Вся еще под впечатлением услышанного, взволнованная и печальная, не слушая возражений Меншикова, она отправилась к царю.

– Что тебе, Катеринушка? – ласково спросил он ее.

– Я к тебе с просьбой.

Он подошел к ней и обнял ее. Давно уже он не говорил с ней так ласково и так нежно не обращался с ней.

Она еще больше растрогалась и вдруг, разразившись слезами, – хотя она знала, что Петр не любит этого, и всегда всячески сдерживалась в его присутствии, – прямо и просто сказала:

– Государь! Молю тебя, будь снисходителен к Марье Даниловне… помилуй ее! Не вели казнить ее лютой казнью, а вышли ее в чужеземные страны! Помилуй ее! Молю тебя!

Петра поразила эта доброта Екатерины, знавшей о его отношениях к Марье Даниловне. Но суровое сердце его не смягчилось.

Он тихо, но все еще ласково, хотя и твердо, ответил:

– Неможно того, Катеринушка. Ты знаешь, я никогда не отказывал тебе в этом.

– Знаю, государь мой, и недавно еще помиловал Данилыча.

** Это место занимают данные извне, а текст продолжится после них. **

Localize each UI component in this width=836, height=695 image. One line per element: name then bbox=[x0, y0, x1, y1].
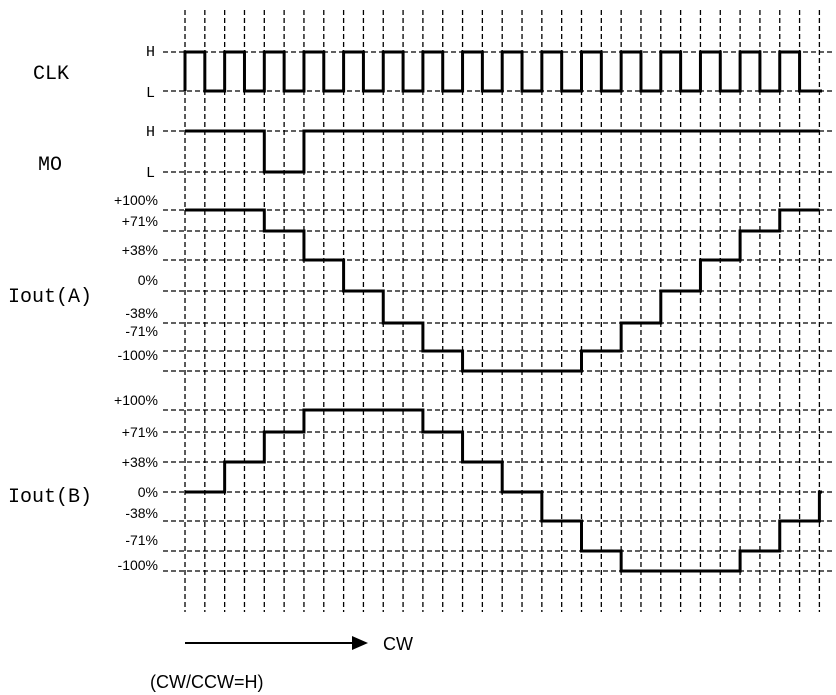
iout-a-level-labels: +100% +71% +38% 0% -38% -71% -100% bbox=[114, 192, 158, 363]
iout-b-level-label: +100% bbox=[114, 392, 158, 408]
iout-a-level-label: -71% bbox=[125, 323, 158, 339]
iout-a-level-label: +38% bbox=[122, 242, 158, 258]
clk-waveform bbox=[183, 50, 822, 93]
iout-b-waveform bbox=[185, 408, 822, 573]
mo-low-label: L bbox=[146, 165, 155, 182]
iout-b-label: Iout(B) bbox=[8, 486, 92, 509]
iout-b-level-label: -100% bbox=[118, 557, 158, 573]
direction-arrow-head bbox=[352, 636, 368, 650]
direction-label: CW bbox=[383, 634, 413, 654]
iout-b-level-label: +38% bbox=[122, 454, 158, 470]
iout-a-waveform bbox=[185, 208, 820, 373]
mo-high-label: H bbox=[146, 124, 155, 141]
clk-high-label: H bbox=[146, 44, 155, 61]
grid bbox=[163, 10, 832, 612]
iout-a-level-label: -100% bbox=[118, 347, 158, 363]
iout-b-level-labels: +100% +71% +38% 0% -38% -71% -100% bbox=[114, 392, 158, 573]
mo-waveform bbox=[185, 129, 820, 174]
clk-low-label: L bbox=[146, 85, 155, 102]
mo-label: MO bbox=[38, 154, 62, 177]
iout-b-level-label: -38% bbox=[125, 505, 158, 521]
iout-a-level-label: +71% bbox=[122, 213, 158, 229]
iout-a-level-label: +100% bbox=[114, 192, 158, 208]
clk-label: CLK bbox=[33, 63, 69, 86]
iout-a-level-label: 0% bbox=[138, 272, 158, 288]
direction-note: (CW/CCW=H) bbox=[150, 672, 263, 692]
iout-a-level-label: -38% bbox=[125, 305, 158, 321]
iout-b-level-label: 0% bbox=[138, 484, 158, 500]
iout-a-label: Iout(A) bbox=[8, 286, 92, 309]
iout-b-level-label: +71% bbox=[122, 424, 158, 440]
iout-b-level-label: -71% bbox=[125, 532, 158, 548]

– Правда и то! Данилыч твой в беззаконии зачат, в гресех родила мать его, и в плутовстве скончает он живот свой, и, ежели он не исправится, то быть и ему без головы. Но он чинил зло мне, а не другим людям, а ежели и другим, то не жизни их решал, вопреки закону божественному, а наносил ущерб достоянию их. И еще скажу тебе: коли бы женщина сия нанесла токмо мне обиду, хотя бы самую кровную, я бы помиловал ее. Но она потоптала законы Божии и человеческие, и я предоставляю суду свершить его правосудие.